Last week we featured a story about the protection of 13,000 acres of forest land adjacent to Florida’s Lower Suwannee National Wildlife Refuge through a conservation partnership. Leading the charge was The Conservation Fund.

The Conservation Fund was founded in 1985 by Patrick Noonan. Noonan developed a deep love of nature in his childhood in Maryland. That love led him to the creation of the Fund. The MacArthur Foundation awarded Noonan a “genius” grant in 1985 for his work.

According to its website, “Today we face climate change, inefficient systems for water and land use, damaging agricultural practices, as well as resistance to acknowledge the real value of the natural world on which we so heavily rely.” 

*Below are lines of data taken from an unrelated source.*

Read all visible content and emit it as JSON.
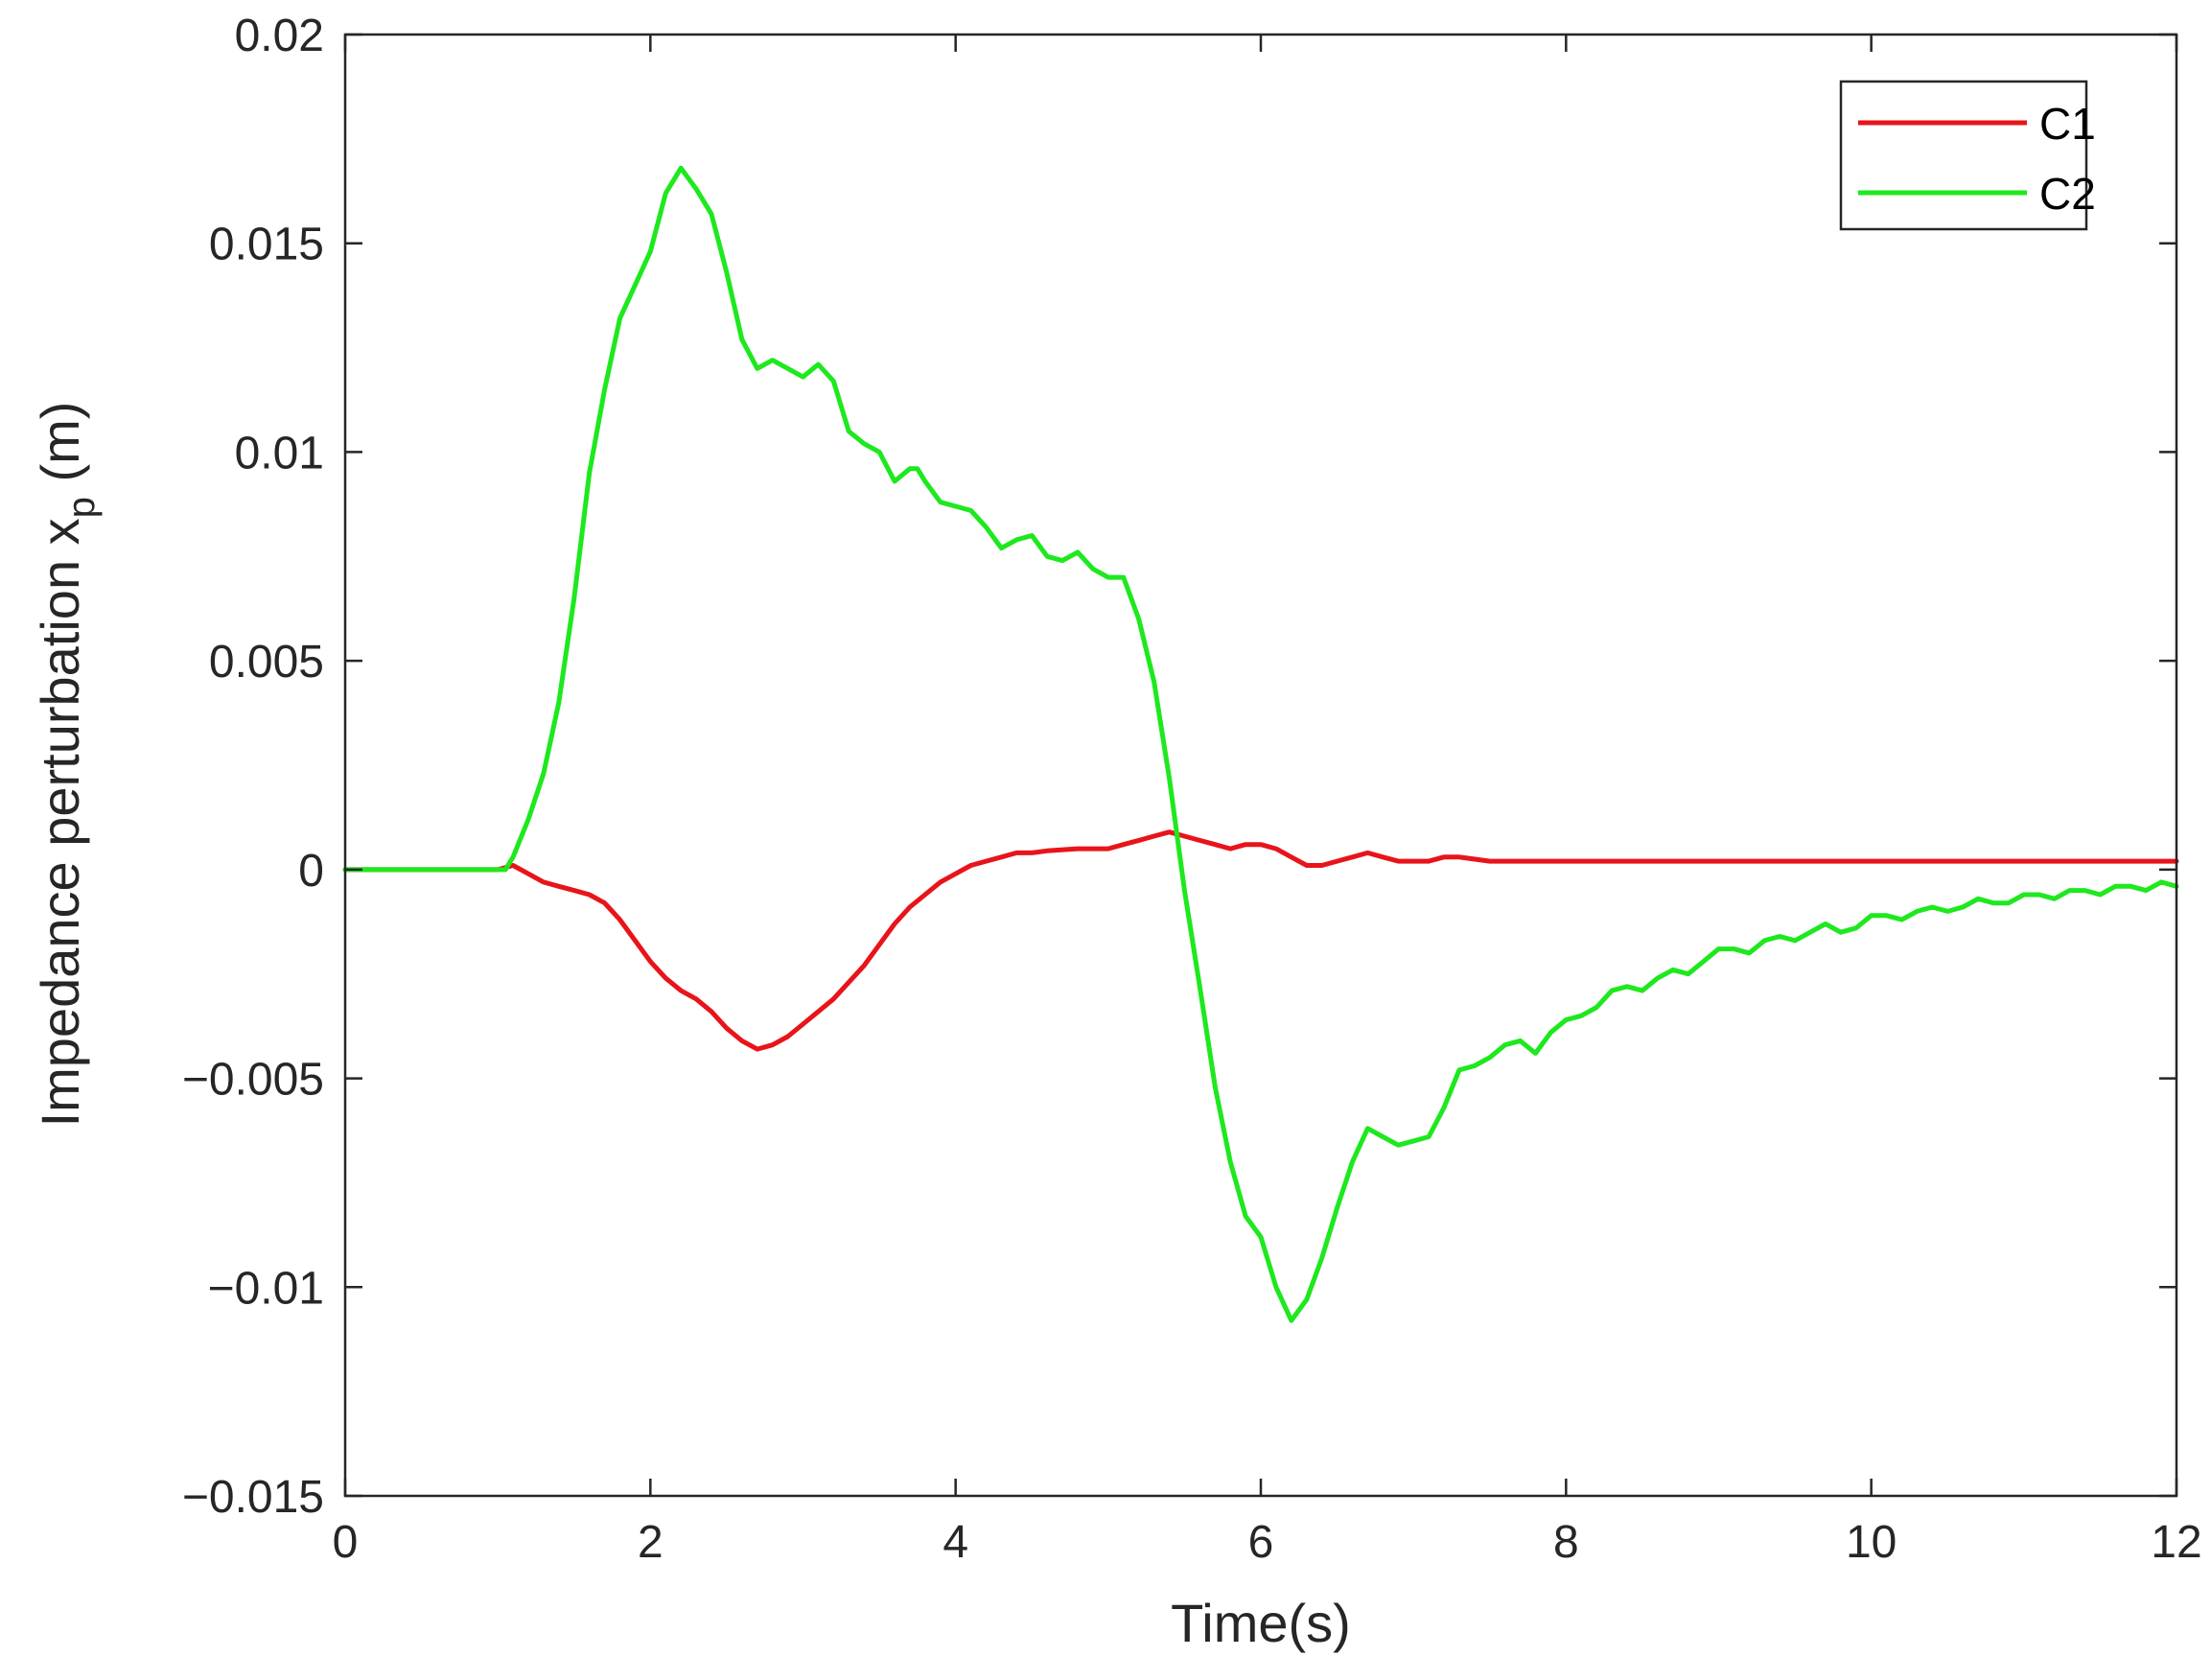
{
  "chart_data": {
    "type": "line",
    "xlabel": "Time(s)",
    "ylabel": {
      "main": "Impedance perturbation x",
      "subscript": "p",
      "unit": " (m)"
    },
    "xlim": [
      0,
      12
    ],
    "ylim": [
      -0.015,
      0.02
    ],
    "x_ticks": [
      0,
      2,
      4,
      6,
      8,
      10,
      12
    ],
    "x_tick_labels": [
      "0",
      "2",
      "4",
      "6",
      "8",
      "10",
      "12"
    ],
    "y_ticks": [
      -0.015,
      -0.01,
      -0.005,
      0,
      0.005,
      0.01,
      0.015,
      0.02
    ],
    "y_tick_labels": [
      "−0.015",
      "−0.01",
      "−0.005",
      "0",
      "0.005",
      "0.01",
      "0.015",
      "0.02"
    ],
    "grid": true,
    "legend_position": "top-right",
    "series": [
      {
        "name": "C1",
        "color": "#e8141a",
        "points": [
          [
            0,
            0
          ],
          [
            1.0,
            0
          ],
          [
            1.1,
            0.0001
          ],
          [
            1.2,
            -0.0001
          ],
          [
            1.3,
            -0.0003
          ],
          [
            1.4,
            -0.0004
          ],
          [
            1.5,
            -0.0005
          ],
          [
            1.6,
            -0.0006
          ],
          [
            1.7,
            -0.0008
          ],
          [
            1.8,
            -0.0012
          ],
          [
            1.9,
            -0.0017
          ],
          [
            2.0,
            -0.0022
          ],
          [
            2.1,
            -0.0026
          ],
          [
            2.2,
            -0.0029
          ],
          [
            2.3,
            -0.0031
          ],
          [
            2.4,
            -0.0034
          ],
          [
            2.5,
            -0.0038
          ],
          [
            2.6,
            -0.0041
          ],
          [
            2.7,
            -0.0043
          ],
          [
            2.8,
            -0.0042
          ],
          [
            2.9,
            -0.004
          ],
          [
            3.0,
            -0.0037
          ],
          [
            3.1,
            -0.0034
          ],
          [
            3.2,
            -0.0031
          ],
          [
            3.3,
            -0.0027
          ],
          [
            3.4,
            -0.0023
          ],
          [
            3.5,
            -0.0018
          ],
          [
            3.6,
            -0.0013
          ],
          [
            3.7,
            -0.0009
          ],
          [
            3.8,
            -0.0006
          ],
          [
            3.9,
            -0.0003
          ],
          [
            4.0,
            -0.0001
          ],
          [
            4.1,
            0.0001
          ],
          [
            4.2,
            0.0002
          ],
          [
            4.3,
            0.0003
          ],
          [
            4.4,
            0.0004
          ],
          [
            4.5,
            0.0004
          ],
          [
            4.6,
            0.00045
          ],
          [
            4.8,
            0.0005
          ],
          [
            5.0,
            0.0005
          ],
          [
            5.1,
            0.0006
          ],
          [
            5.2,
            0.0007
          ],
          [
            5.3,
            0.0008
          ],
          [
            5.4,
            0.0009
          ],
          [
            5.5,
            0.0008
          ],
          [
            5.6,
            0.0007
          ],
          [
            5.7,
            0.0006
          ],
          [
            5.8,
            0.0005
          ],
          [
            5.9,
            0.0006
          ],
          [
            6.0,
            0.0006
          ],
          [
            6.1,
            0.0005
          ],
          [
            6.2,
            0.0003
          ],
          [
            6.3,
            0.0001
          ],
          [
            6.4,
            0.0001
          ],
          [
            6.5,
            0.0002
          ],
          [
            6.6,
            0.0003
          ],
          [
            6.7,
            0.0004
          ],
          [
            6.8,
            0.0003
          ],
          [
            6.9,
            0.0002
          ],
          [
            7.0,
            0.0002
          ],
          [
            7.1,
            0.0002
          ],
          [
            7.2,
            0.0003
          ],
          [
            7.3,
            0.0003
          ],
          [
            7.5,
            0.0002
          ],
          [
            7.7,
            0.0002
          ],
          [
            7.9,
            0.0002
          ],
          [
            8.2,
            0.0002
          ],
          [
            8.6,
            0.0002
          ],
          [
            9.0,
            0.0002
          ],
          [
            10.0,
            0.0002
          ],
          [
            11.0,
            0.0002
          ],
          [
            12.0,
            0.0002
          ]
        ]
      },
      {
        "name": "C2",
        "color": "#1ee81e",
        "points": [
          [
            0,
            0
          ],
          [
            1.0,
            0
          ],
          [
            1.05,
            0
          ],
          [
            1.1,
            0.0003
          ],
          [
            1.2,
            0.0012
          ],
          [
            1.3,
            0.0023
          ],
          [
            1.4,
            0.004
          ],
          [
            1.5,
            0.0065
          ],
          [
            1.6,
            0.0095
          ],
          [
            1.7,
            0.0115
          ],
          [
            1.8,
            0.0132
          ],
          [
            1.9,
            0.014
          ],
          [
            2.0,
            0.0148
          ],
          [
            2.1,
            0.0162
          ],
          [
            2.2,
            0.0168
          ],
          [
            2.3,
            0.0163
          ],
          [
            2.4,
            0.0157
          ],
          [
            2.5,
            0.0143
          ],
          [
            2.6,
            0.0127
          ],
          [
            2.7,
            0.012
          ],
          [
            2.8,
            0.0122
          ],
          [
            2.9,
            0.012
          ],
          [
            3.0,
            0.0118
          ],
          [
            3.1,
            0.0121
          ],
          [
            3.2,
            0.0117
          ],
          [
            3.3,
            0.0105
          ],
          [
            3.4,
            0.0102
          ],
          [
            3.5,
            0.01
          ],
          [
            3.6,
            0.0093
          ],
          [
            3.7,
            0.0096
          ],
          [
            3.75,
            0.0096
          ],
          [
            3.8,
            0.0093
          ],
          [
            3.9,
            0.0088
          ],
          [
            4.0,
            0.0087
          ],
          [
            4.1,
            0.0086
          ],
          [
            4.2,
            0.0082
          ],
          [
            4.3,
            0.0077
          ],
          [
            4.4,
            0.0079
          ],
          [
            4.5,
            0.008
          ],
          [
            4.6,
            0.0075
          ],
          [
            4.7,
            0.0074
          ],
          [
            4.8,
            0.0076
          ],
          [
            4.9,
            0.0072
          ],
          [
            5.0,
            0.007
          ],
          [
            5.1,
            0.007
          ],
          [
            5.2,
            0.006
          ],
          [
            5.3,
            0.0045
          ],
          [
            5.4,
            0.0022
          ],
          [
            5.5,
            -0.0005
          ],
          [
            5.6,
            -0.0028
          ],
          [
            5.7,
            -0.0052
          ],
          [
            5.8,
            -0.007
          ],
          [
            5.9,
            -0.0083
          ],
          [
            6.0,
            -0.0088
          ],
          [
            6.1,
            -0.01
          ],
          [
            6.2,
            -0.0108
          ],
          [
            6.3,
            -0.0103
          ],
          [
            6.4,
            -0.0093
          ],
          [
            6.5,
            -0.0081
          ],
          [
            6.6,
            -0.007
          ],
          [
            6.7,
            -0.0062
          ],
          [
            6.8,
            -0.0064
          ],
          [
            6.9,
            -0.0066
          ],
          [
            7.0,
            -0.0065
          ],
          [
            7.1,
            -0.0064
          ],
          [
            7.2,
            -0.0057
          ],
          [
            7.3,
            -0.0048
          ],
          [
            7.4,
            -0.0047
          ],
          [
            7.5,
            -0.0045
          ],
          [
            7.6,
            -0.0042
          ],
          [
            7.7,
            -0.0041
          ],
          [
            7.8,
            -0.0044
          ],
          [
            7.9,
            -0.0039
          ],
          [
            8.0,
            -0.0036
          ],
          [
            8.1,
            -0.0035
          ],
          [
            8.2,
            -0.0033
          ],
          [
            8.3,
            -0.0029
          ],
          [
            8.4,
            -0.0028
          ],
          [
            8.5,
            -0.0029
          ],
          [
            8.6,
            -0.0026
          ],
          [
            8.7,
            -0.0024
          ],
          [
            8.8,
            -0.0025
          ],
          [
            8.9,
            -0.0022
          ],
          [
            9.0,
            -0.0019
          ],
          [
            9.1,
            -0.0019
          ],
          [
            9.2,
            -0.002
          ],
          [
            9.3,
            -0.0017
          ],
          [
            9.4,
            -0.0016
          ],
          [
            9.5,
            -0.0017
          ],
          [
            9.6,
            -0.0015
          ],
          [
            9.7,
            -0.0013
          ],
          [
            9.8,
            -0.0015
          ],
          [
            9.9,
            -0.0014
          ],
          [
            10.0,
            -0.0011
          ],
          [
            10.1,
            -0.0011
          ],
          [
            10.2,
            -0.0012
          ],
          [
            10.3,
            -0.001
          ],
          [
            10.4,
            -0.0009
          ],
          [
            10.5,
            -0.001
          ],
          [
            10.6,
            -0.0009
          ],
          [
            10.7,
            -0.0007
          ],
          [
            10.8,
            -0.0008
          ],
          [
            10.9,
            -0.0008
          ],
          [
            11.0,
            -0.0006
          ],
          [
            11.1,
            -0.0006
          ],
          [
            11.2,
            -0.0007
          ],
          [
            11.3,
            -0.0005
          ],
          [
            11.4,
            -0.0005
          ],
          [
            11.5,
            -0.0006
          ],
          [
            11.6,
            -0.0004
          ],
          [
            11.7,
            -0.0004
          ],
          [
            11.8,
            -0.0005
          ],
          [
            11.9,
            -0.0003
          ],
          [
            12.0,
            -0.0004
          ]
        ]
      }
    ]
  }
}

The Fund invests over 95% of its annual spending directly into conservation programs to ensure that America’s most critical lands and waters are there for future generations. To date, the Conservation Fund has saved more than 8 million acres of land and water in all 50 states with projects, for example, securing 1,000 acres to expand wildlife in Tennessee.

Why does The Conservation Fund matter to us? The Fund fosters partnerships between business and the environmental community to ensure the protection of properties with ecological, historic and/or cultural significance. It does so through strong partnerships with government, business and colleague organizations.